NOVEL

引きこもり女の裏側 vol.7 ~あの頃の満たされた気持ち~

褒めてくれたことがまた期待値を高める。

ボディソープを泡立てる手が、いつもよりも素早かった。

 

 

今日の成果は、○。

スタミナもあるし、力強い。

抱いたときの感覚はイマイチでフィット感がないけれど、おおむね満足した。

 

「大丈夫?」

 

と気遣ってくれたし、

 

「かわいい」

 

と褒めてもくれた。

 

―この人は慣れてるな。

 

と冷静に分析できたのは、全てが終わってからだった。

頭で考える余裕がないほど、良い時間だった。

 

「すごくよかったです。

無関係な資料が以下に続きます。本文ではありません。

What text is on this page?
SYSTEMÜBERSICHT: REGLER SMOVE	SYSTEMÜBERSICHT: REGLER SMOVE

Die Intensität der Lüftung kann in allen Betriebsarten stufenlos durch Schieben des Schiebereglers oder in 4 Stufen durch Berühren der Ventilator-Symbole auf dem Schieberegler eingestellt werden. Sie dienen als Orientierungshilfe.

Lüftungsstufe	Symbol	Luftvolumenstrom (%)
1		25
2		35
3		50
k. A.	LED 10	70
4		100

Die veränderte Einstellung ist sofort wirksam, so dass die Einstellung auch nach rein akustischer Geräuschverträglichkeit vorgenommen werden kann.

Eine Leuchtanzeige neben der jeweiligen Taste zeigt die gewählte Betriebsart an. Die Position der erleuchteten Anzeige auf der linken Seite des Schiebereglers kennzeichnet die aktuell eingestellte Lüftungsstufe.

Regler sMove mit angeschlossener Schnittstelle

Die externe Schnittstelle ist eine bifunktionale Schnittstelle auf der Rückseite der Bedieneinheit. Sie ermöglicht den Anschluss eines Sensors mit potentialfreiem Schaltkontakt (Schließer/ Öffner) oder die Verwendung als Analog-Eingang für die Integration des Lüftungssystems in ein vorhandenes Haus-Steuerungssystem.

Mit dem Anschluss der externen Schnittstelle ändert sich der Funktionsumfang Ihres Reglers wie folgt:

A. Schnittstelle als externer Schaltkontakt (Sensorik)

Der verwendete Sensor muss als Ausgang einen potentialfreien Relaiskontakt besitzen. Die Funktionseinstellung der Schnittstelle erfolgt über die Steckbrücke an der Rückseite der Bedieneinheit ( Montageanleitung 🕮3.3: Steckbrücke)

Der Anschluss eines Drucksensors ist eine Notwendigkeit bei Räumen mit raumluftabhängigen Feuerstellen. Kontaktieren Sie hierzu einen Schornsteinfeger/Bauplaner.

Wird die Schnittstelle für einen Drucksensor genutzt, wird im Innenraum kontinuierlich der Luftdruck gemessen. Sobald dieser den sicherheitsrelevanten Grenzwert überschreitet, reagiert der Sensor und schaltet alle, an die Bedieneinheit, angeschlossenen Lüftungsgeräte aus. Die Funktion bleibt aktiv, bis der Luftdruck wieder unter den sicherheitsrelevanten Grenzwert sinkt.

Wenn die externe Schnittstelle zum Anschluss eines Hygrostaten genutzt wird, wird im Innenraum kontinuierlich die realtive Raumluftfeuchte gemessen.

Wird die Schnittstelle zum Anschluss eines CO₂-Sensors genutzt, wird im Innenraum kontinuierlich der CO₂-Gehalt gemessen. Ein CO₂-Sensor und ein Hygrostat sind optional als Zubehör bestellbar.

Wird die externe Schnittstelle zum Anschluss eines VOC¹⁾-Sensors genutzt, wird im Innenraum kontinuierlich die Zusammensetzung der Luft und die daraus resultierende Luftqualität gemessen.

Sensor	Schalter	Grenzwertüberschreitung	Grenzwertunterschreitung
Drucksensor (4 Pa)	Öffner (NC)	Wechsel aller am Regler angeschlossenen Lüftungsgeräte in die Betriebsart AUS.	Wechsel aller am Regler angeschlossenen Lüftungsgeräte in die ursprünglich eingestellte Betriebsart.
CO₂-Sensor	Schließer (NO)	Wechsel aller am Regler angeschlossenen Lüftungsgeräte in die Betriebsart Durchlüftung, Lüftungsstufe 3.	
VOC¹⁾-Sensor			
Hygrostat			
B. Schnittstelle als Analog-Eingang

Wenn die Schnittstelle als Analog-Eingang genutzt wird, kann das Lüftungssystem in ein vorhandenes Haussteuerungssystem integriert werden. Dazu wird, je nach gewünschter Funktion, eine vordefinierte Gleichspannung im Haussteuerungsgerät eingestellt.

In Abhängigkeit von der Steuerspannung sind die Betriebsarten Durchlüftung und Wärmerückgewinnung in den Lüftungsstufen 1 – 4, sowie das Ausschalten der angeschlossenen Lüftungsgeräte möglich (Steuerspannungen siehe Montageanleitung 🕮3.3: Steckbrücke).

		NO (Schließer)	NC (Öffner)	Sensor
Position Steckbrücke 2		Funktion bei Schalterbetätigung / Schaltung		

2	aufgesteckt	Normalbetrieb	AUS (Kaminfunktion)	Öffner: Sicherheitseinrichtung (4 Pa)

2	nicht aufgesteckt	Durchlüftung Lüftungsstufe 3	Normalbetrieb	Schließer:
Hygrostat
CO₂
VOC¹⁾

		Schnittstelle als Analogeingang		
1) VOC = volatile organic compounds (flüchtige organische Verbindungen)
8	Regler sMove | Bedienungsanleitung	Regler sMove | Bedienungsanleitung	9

ぜひまたお会いしたいです。」

 

帰り際、幸枝から伝えた。

 

「喜んでくれたならよかった。」

 

満面の笑みを見せる。

 

「また連絡して。」

 

そう言って、紙に書いた連絡先を渡される。何の意味もないような数字と英字が並んでいた。

捨てアドレスだろう。

 

「夜も遅いし、送っていくよ。」

 

紳士らしく提案してくれたが、幸枝はお断りした。まあいいか、と厚意に甘えてしまったら、情がわいてきてしまう。

深入りはしない。

タクシーを呼び、彼を見送る。つい先ほどのことを思い出す。まだ余韻があるのか、体が熱い。顔が火照っているようだ。